Hong Kong Polytechnic University and Sun Yat-Sen University’s experts in China are teaching a computer to train itself to predict human figure pose in a video. This is called self-supervision where the machines need minimal human guidance and teach themselves on their own.

The machine learning methods used to do these tasks require lots of labeled data. And, larger “deep” neural networks would always need more and more data. Hence, researchers at Sun Yat-Sen have illustrated that a neural network can improve its learning by continuously matching the guesses of many networks with each other, eventually reducing the requirement of “ground truth” provided by the annotated data set.

According to the authors, the previous methods of deducing human pose have been successful but at the cost of a “time-consuming network architecture (e.g., ResNet-50) and limited scalability for all scenarios due to the insufficient 3D pose data.”

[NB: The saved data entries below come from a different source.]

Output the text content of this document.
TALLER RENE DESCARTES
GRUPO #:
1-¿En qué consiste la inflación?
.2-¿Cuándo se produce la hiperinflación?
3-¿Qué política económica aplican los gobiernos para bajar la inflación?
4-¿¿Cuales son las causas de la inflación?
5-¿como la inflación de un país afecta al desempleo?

The scientists show that this self-supervision method has outperformed other artificial intelligence (AI) techniques in forecasting the human pose in many benchmark videos. According to them, they have even outperformed their own results that came out in 2017.    

ArXiv pre-print server has posted the paper titled “3D Human Pose Machines with Self-supervised Learning” and Keze Wang, Chenhan Jiang, Liang Lin, Pengxu Wei, and Chen Qian are the authors of the paper.  

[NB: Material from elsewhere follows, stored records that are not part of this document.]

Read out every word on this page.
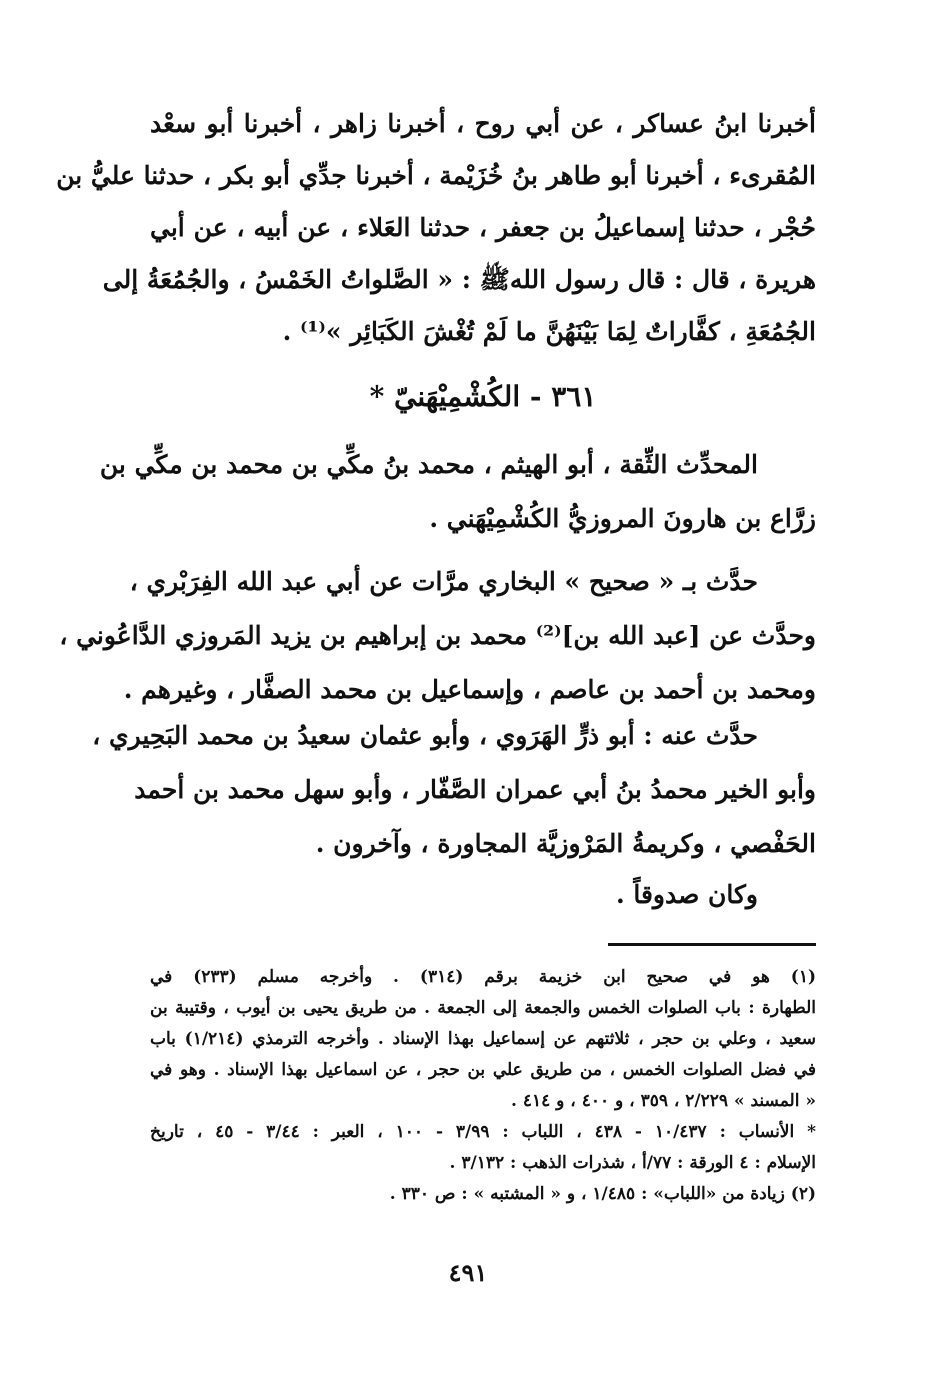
أخبرنا ابنُ عساكر ، عن أبي روح ، أخبرنا زاهر ، أخبرنا أبو سعْد
المُقرىء ، أخبرنا أبو طاهر بنُ خُزَيْمة ، أخبرنا جدِّي أبو بكر ، حدثنا عليُّ بن
حُجْر ، حدثنا إسماعيلُ بن جعفر ، حدثنا العَلاء ، عن أبيه ، عن أبي
هريرة ، قال : قال رسول اللهﷺ : « الصَّلواتُ الخَمْسُ ، والجُمُعَةُ إلى
الجُمُعَةِ ، كفَّاراتٌ لِمَا بَيْنَهُنَّ ما لَمْ تُغْشَ الكَبَائِر »⁽¹⁾ .
٣٦١ - الكُشْمِيْهَنيّ *
المحدِّث الثِّقة ، أبو الهيثم ، محمد بنُ مكِّي بن محمد بن مكِّي بن
زرَّاع بن هارونَ المروزيُّ الكُشْمِيْهَني .
حدَّث بـ « صحيح » البخاري مرَّات عن أبي عبد الله الفِرَبْري ،
وحدَّث عن [عبد الله بن]⁽²⁾ محمد بن إبراهيم بن يزيد المَروزي الدَّاعُوني ،
ومحمد بن أحمد بن عاصم ، وإسماعيل بن محمد الصفَّار ، وغيرهم .
حدَّث عنه : أبو ذرٍّ الهَرَوي ، وأبو عثمان سعيدُ بن محمد البَحِيري ،
وأبو الخير محمدُ بنُ أبي عمران الصَّفّار ، وأبو سهل محمد بن أحمد
الحَفْصي ، وكريمةُ المَرْوزيَّة المجاورة ، وآخرون .
وكان صدوقاً .
(١) هو في صحيح ابن خزيمة برقم (٣١٤) . وأخرجه مسلم (٢٣٣) في
الطهارة : باب الصلوات الخمس والجمعة إلى الجمعة . من طريق يحيى بن أيوب ، وقتيبة بن
سعيد ، وعلي بن حجر ، ثلاثتهم عن إسماعيل بهذا الإسناد . وأخرجه الترمذي (١/٢١٤) باب
في فضل الصلوات الخمس ، من طريق علي بن حجر ، عن اسماعيل بهذا الإسناد . وهو في
« المسند » ٢/٢٢٩ ، ٣٥٩ ، و ٤٠٠ ، و ٤١٤ .
* الأنساب : ١٠/٤٣٧ - ٤٣٨ ، اللباب : ٣/٩٩ - ١٠٠ ، العبر : ٣/٤٤ - ٤٥ ، تاريخ
الإسلام : ٤ الورقة : ٧٧/أ ، شذرات الذهب : ٣/١٣٢ .
(٢) زيادة من «اللباب» : ١/٤٨٥ ، و « المشتبه » : ص ٣٣٠ .
٤٩١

In their paper of 2017, they utilized labeled MPII data set to get 2-D human body parts from still pictures. Then, the authors transformed those 2-D body parts into 3-D image representations. In their latest paper, they have again used the MPII data set to do the same “pre-training”, to get 2-D human figure poses from the pictures. Further, they have also used the same “Human3.6M” dataset that they used in 2017 to get the ground truth data for 3-D.    

The main difference this time was in the final part of the neural network, where they did not use the 2-D and 3-D annotations. They instead matched their 3-D model’s prediction about their 2-D models with the 2-D versions that were created in the first step.

 “After initialization, we substitute the predicted 2D poses and 3D poses for the 2D and 3D ground-truth to optimize” the model “in a self-supervised fashion.” 

They “project the 3D coordinate(s)” of the 3D human figure pose “into the image plane to obtain the projected 2D pose” and then they “minimize the dissimilarity” between this latest 2D human pose and the original one that they had made “as an optimization objective.”

So, the neural network keeps on questioning if its 3-D version is forecasting accurately. And, in the end, a long short-term memory network gets the continuity of the body from many sequences of video frames to develop the 3-D model.

With this last step, the authors succeeded in reducing the requirement for 3D data and in its place used only the 2D images. “The imposed correction mechanism enables us to leverage the external large-scale 2D human pose data to boost 3D human pose estimation,” they wrote.